The 2017 winners were:

  • Chestatee Elementary School: $5,000 for the Positive Behavior Intervention System. The funding will expand the role of students in the redelivery of the system message through audio visual leadership.
  • Midway Elementary School: $1,300 for an interactive experience for students where they use teamwork, collaboration and critical thinking to solve a series of puzzles to open a locked box. The funding will be used for 10 Breakout EDU kits to be used with students at all grade levels.
  • North Forsyth High School: $5,000 for vertical team outreach working with feeder schools. This funding will be used for Family Science and Engineering Nights at their cluster elementary schools, in which students and their families participate in over 20 learning stations led by high school students.
  • Vickery Creek Middle School: $3,500 to fund a collaborative design challenge during Art, Engineering and Technology and STEAM connection classes where students collaborate to create designs for display cases and then construct the top designs.
  • Silver City Elementary School: $3,299.96 for developing problem-solving and critical thinking skills at a very early age.

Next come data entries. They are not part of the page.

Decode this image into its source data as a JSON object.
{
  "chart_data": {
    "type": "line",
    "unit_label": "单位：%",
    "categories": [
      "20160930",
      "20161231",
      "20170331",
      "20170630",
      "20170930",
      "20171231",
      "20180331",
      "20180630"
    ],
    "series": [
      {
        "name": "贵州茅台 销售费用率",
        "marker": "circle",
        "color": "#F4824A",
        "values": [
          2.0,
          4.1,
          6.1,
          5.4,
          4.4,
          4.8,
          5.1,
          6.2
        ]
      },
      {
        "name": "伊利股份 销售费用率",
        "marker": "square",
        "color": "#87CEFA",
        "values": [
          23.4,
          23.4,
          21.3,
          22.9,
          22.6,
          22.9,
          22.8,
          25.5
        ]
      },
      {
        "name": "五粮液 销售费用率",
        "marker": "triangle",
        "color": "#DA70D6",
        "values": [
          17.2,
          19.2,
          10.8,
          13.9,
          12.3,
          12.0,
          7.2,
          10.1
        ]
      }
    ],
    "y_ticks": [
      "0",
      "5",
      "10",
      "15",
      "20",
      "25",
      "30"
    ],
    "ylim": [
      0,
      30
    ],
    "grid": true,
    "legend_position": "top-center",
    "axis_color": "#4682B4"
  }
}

The funding will be used toward the purchase of STEM (or science, engineering, technology and mathematics) kits for kindergarten students.
  • Little Mill Middle School: $4,319.70 for STEM resources for students. Funding will provide modules to provide students with the tools necessary to further their interests in STEM and broaden their understanding of the world.
  • Chattahoochee Elementary School: $1,181 will be used to build a greenhouse to create a farm-to-school program that involves students in planting, growing and harvesting.
  • Forsyth Central High School: $4,963 for the audio and visual equipment needed in the automotive technology pathway to show over 60 students tasks that typically requires them to go under the hood of a car, under a vehicle or under the dashboard.
  • Whitlow Elementary School: $4,810 to build a production studio to be used by students for technological equipment and to convert a current storage room into a production studio.